Russos e garfos

Lebre, L'Ami Jean, Paris


A comida sai voando e vai parar na cara (no decote, no colo, nas coxas) de um pobre coitado que come distraído. A cena dá nome, aliás, à categoria: humor pastelão. Você nem acha mais graça, de tantas vezes que já viu no cinema e na TV. E vou confessar: não tem mesmo graça nenhuma quando você é o personagem principal — o responsável pela comida que sai voando.

Semana passada jantei no L´Ami Jean, um restaurante pequeno em Paris que tem fãs que vão de Ruth Reichl à Roberta Sudbrack. Ou seja, lugar de respeito, que serve carnes de caça e um arroz doce (riz au au lait) inesquecível.

A cozinha é minúscula. O salão é pequeno, e as mesas são grudadas. Entenda grudado, neste caso: não há espaço entre as mesas. Para você se sentar, o garçom puxa a mesa, você entra, ele empurra a mesa de volta e você não sai mais.
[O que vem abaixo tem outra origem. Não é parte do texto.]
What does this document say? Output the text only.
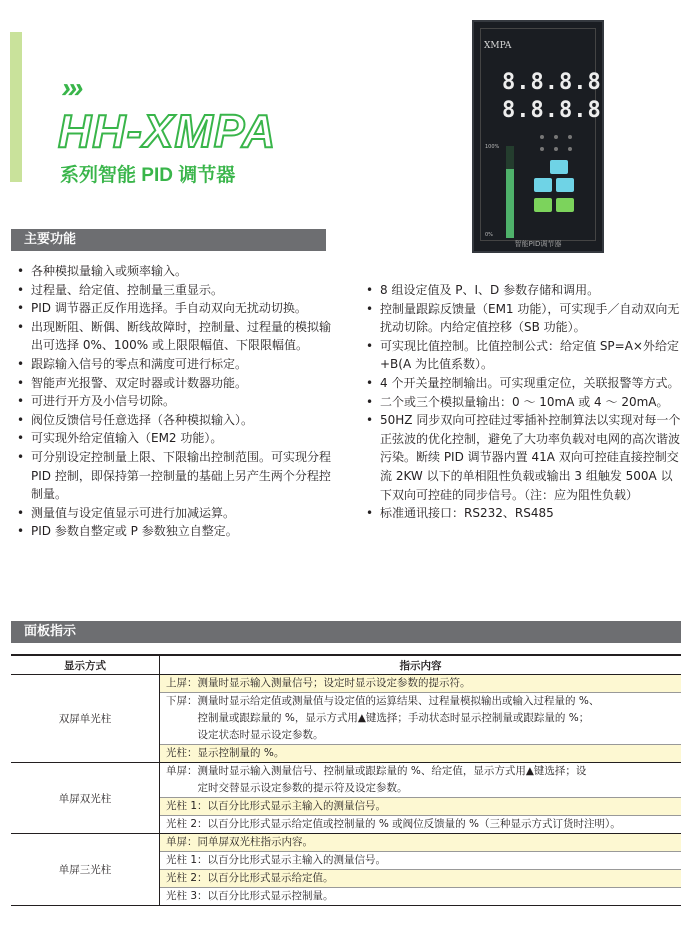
›››
HH-XMPA
系列智能 PID 调节器
XMPA
8.8.8.8
8.8.8.8
100%
0%
智能PID调节器
主要功能
• 各种模拟量输入或频率输入。
• 过程量、给定值、控制量三重显示。
• PID 调节器正反作用选择。手自动双向无扰动切换。
• 出现断阻、断偶、断线故障时，控制量、过程量的模拟输出可选择 0%、100% 或上限限幅值、下限限幅值。
• 跟踪输入信号的零点和满度可进行标定。
• 智能声光报警、双定时器或计数器功能。
• 可进行开方及小信号切除。
• 阀位反馈信号任意选择（各种模拟输入）。
• 可实现外给定值输入（EM2 功能）。
• 可分别设定控制量上限、下限输出控制范围。可实现分程 PID 控制，即保持第一控制量的基础上另产生两个分程控制量。
• 测量值与设定值显示可进行加减运算。
• PID 参数自整定或 P 参数独立自整定。
• 8 组设定值及 P、I、D 参数存储和调用。
• 控制量跟踪反馈量（EM1 功能），可实现手／自动双向无扰动切除。内给定值控移（SB 功能）。
• 可实现比值控制。比值控制公式：给定值 SP=A×外给定 +B(A 为比值系数）。
• 4 个开关量控制输出。可实现重定位，关联报警等方式。
• 二个或三个模拟量输出：0 ～ 10mA 或 4 ～ 20mA。
• 50HZ 同步双向可控硅过零插补控制算法以实现对每一个正弦波的优化控制，避免了大功率负载对电网的高次谐波污染。断续 PID 调节器内置 41A 双向可控硅直接控制交流 2KW 以下的单相阻性负载或输出 3 组触发 500A 以下双向可控硅的同步信号。（注：应为阻性负载）
• 标准通讯接口：RS232、RS485
面板指示
显示方式	指示内容
双屏单光柱	上屏：测量时显示输入测量信号；设定时显示设定参数的提示符。
	下屏：测量时显示给定值或测量值与设定值的运算结果、过程量模拟输出或输入过程量的 %、
　　　控制量或跟踪量的 %，显示方式用▲键选择；手动状态时显示控制量或跟踪量的 %；
　　　设定状态时显示设定参数。
	光柱：显示控制量的 %。
单屏双光柱	单屏：测量时显示输入测量信号、控制量或跟踪量的 %、给定值，显示方式用▲键选择；设
　　　定时交替显示设定参数的提示符及设定参数。
	光柱 1：以百分比形式显示主输入的测量信号。
	光柱 2：以百分比形式显示给定值或控制量的 % 或阀位反馈量的 %（三种显示方式订货时注明）。
单屏三光柱	单屏：同单屏双光柱指示内容。
	光柱 1：以百分比形式显示主输入的测量信号。
	光柱 2：以百分比形式显示给定值。
	光柱 3：以百分比形式显示控制量。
Cheguei quinze minutos antes do horário da minha reserva, fiquei por ali esperando. Ao meu lado, outro cliente aguardava. Fino, vestia camisa e abotoadouras que anunciavam um belo bônus anual e um excelente plano de aposentadoria. Tomava um vinho, e lia um guia que eu não consegui notar se era grego ou russo.

Nossas mesas desocuparam ao mesmo tempo. Para sentar-se, a coreografia, O garçom puxa a mesa, o moço senta, o garçom empurra a mesa, o garçom puxa a outra mesa, eu sento, o garçom empurra a mesa. Mais grudado que uma poltrona da TAM.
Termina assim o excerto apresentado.